Und nun zu Sandras Antworten

Seid gespannt, ich denke, dass Sie einigen von euch aus der Seele spricht!

„Eins vorweg – ich habe mit 49 das E-Bike fahren für mich kennengelernt und auch ich dachte – „dafür bist du zu jung!“ und auch ich finde dass es soviel Spaß macht und so glücklich macht die Welt damit zu erkunden – ich liebe es! Und ich mag es auch so gerne die Geschichten von anderen zu lesen – von daher lese ich ganz viel in den Interviews, welche du zur Verfügungen gestellt hast – es finde es sehr inspirierend den Weg anderer Menschen kennenzulernen – gerade auch über das Thema – wie war der Weg von viel zu wenig, wie wurden die Hürden überwunden – oftmals fände ich es schön dies noch viel detaillierter hören zu können, ich finde dies dann oft als sehr hilfreich sich selbst zu entwickeln“ (Anm.: Sehr interessant, danke für das Feedback, wird für zukünftige Interviews berücksichtigt! Ich finde diesen Punkt ebenfalls sehr wichtig, weil ich finde, dass man nicht alle „Fehler“ selbst machen muss, sondern gut aus den Erfahrungen der anderen lernen kann)
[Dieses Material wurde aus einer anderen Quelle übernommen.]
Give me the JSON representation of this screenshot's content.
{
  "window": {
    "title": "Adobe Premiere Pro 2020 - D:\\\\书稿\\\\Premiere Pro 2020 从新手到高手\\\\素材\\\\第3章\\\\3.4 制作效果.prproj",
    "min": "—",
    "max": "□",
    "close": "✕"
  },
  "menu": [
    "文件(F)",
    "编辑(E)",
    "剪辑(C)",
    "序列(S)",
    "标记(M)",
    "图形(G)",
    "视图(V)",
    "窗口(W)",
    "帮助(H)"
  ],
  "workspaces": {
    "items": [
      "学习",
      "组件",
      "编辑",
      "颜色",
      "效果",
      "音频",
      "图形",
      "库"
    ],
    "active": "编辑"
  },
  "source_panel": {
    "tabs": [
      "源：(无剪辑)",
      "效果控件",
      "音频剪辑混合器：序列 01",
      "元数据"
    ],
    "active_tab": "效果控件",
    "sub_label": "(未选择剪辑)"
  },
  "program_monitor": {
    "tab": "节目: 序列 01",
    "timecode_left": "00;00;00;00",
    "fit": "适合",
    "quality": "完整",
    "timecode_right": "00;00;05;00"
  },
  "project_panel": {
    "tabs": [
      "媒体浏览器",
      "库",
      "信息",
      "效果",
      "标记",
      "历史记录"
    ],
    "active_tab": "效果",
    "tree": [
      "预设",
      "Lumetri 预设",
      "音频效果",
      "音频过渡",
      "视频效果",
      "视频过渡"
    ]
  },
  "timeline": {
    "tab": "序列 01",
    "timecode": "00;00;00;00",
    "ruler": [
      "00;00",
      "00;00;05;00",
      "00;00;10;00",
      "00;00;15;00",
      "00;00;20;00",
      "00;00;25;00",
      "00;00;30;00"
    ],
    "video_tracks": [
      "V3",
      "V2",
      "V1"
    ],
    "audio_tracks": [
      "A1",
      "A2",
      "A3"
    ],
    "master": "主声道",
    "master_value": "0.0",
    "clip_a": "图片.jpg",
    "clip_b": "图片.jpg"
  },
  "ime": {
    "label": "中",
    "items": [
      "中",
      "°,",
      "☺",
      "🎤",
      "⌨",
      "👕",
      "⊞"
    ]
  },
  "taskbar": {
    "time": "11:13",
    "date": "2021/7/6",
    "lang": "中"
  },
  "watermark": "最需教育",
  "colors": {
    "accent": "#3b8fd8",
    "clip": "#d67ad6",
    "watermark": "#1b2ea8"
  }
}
1 Wer bist du, was beschäftigt dich gerade? (Das kann alles sein: Gutes und Negatives)

Ich bin Sandra, bin dieses Jahr fünfzig geworden, Mama von 2 Mädchen – mittlerweile schon zwanzig und fünfzehn und (Ehe) Partnerin. Wir leben in einem total schönen – sehr aufwendigen selbstgeplantem Haus, mit viel Glas, offenen Lebensbereichen und zwei großen Hunden, mit Garten und integriertem Büro im Keller. Irgendwie bin ich immer auf der Suche nach „Glück“ – was macht mich glücklich. Eine Sehnsucht nach Berufstätigkeit war nie wirklich in mir vorhanden, obwohl ich meine Ausbildung als Erzieherin immer sehr gut ins Familienleben integrieren konnte und die Selbständigkeit meines Mannes auch immer Aufmerksamkeit verlangt. Mich immer und immer dem Thema Ordnung (innen und außen) zu widmen ist sehr aufwendig, da unsere Hunde auch sehr dazu beitragen, dass es im Grunde selten nichts zu tun gibt. In unseren Wohnräumen leben wir – aufgrund meines Wirkens – recht überschaubar. Alles hat seinen Platz (außer bei den Kindern) und das was wir in den Wohnräumen haben – fällt überwiegend unter die Ruprik (alles ist gut). Nur im Keller nicht ganz. Hier gibt es noch die Bereiche des „Aufhebens“ und den letzten Umzuges. Mein Inneres hat dieses Verlangen, wenn mein Leben mal zu Ende ist – meine Kinder sollen nicht mit „Haus ausmisten“ beschäftigt sein – ich möchte mal leicht gehen. Ich lebe viel nach dem Prinzip der „magischen Küchenspüle“ – putze und räume nach Zonen auf und möchte gerne am Nachmittag im Haus nichts mehr tun müssen – von daher sollte alles einen Platz haben – was immer wieder von den Familienangehörigen ignoriert wird … Das bin also ich.

Was beschäftigt mich:

  • immer und immer wieder – das immense Konsumverhalten der Menschen
  • die überlastete Welt, eine Welt die aus den Fugen gerät
  • wie kann man die Gewohnheit des Schenkens in festen Familienstrukturen
  • verändern (auch sich selbst in seinen eigenen Gewohnheiten), um minimalistischer und bewusster leben zu können
  • wieso spüren andere Familienmitglieder nicht diese Sehnsucht nach „wenig“ oder die Negativität von Gerümpel?
  • Könnte ich meine Familie aufgeben, um in einem absolut minimalistisch aufgeräumten Zuhause leben zu dürfen?
  • Wie ertrage ich die Unordnung der anderen? Warum lernen die anderen nicht durch das Vorleben?
  • Wenn die Lebenserhaltungskosten (Lebensmittel, Benzin, Gas …) immer mehr steigen, hat dies Auswirkungen auf das Kaufverhalten der Menschen?
  • Gäbe es dabei eine Chance von unbewussten Konsum auf bewusstes Konsumverhalten umzusteigen? (in meiner Welt geht es nicht immer nur um mich, ich beschäftige mich auch viel mit dem Gesamtverhalten der Menschen).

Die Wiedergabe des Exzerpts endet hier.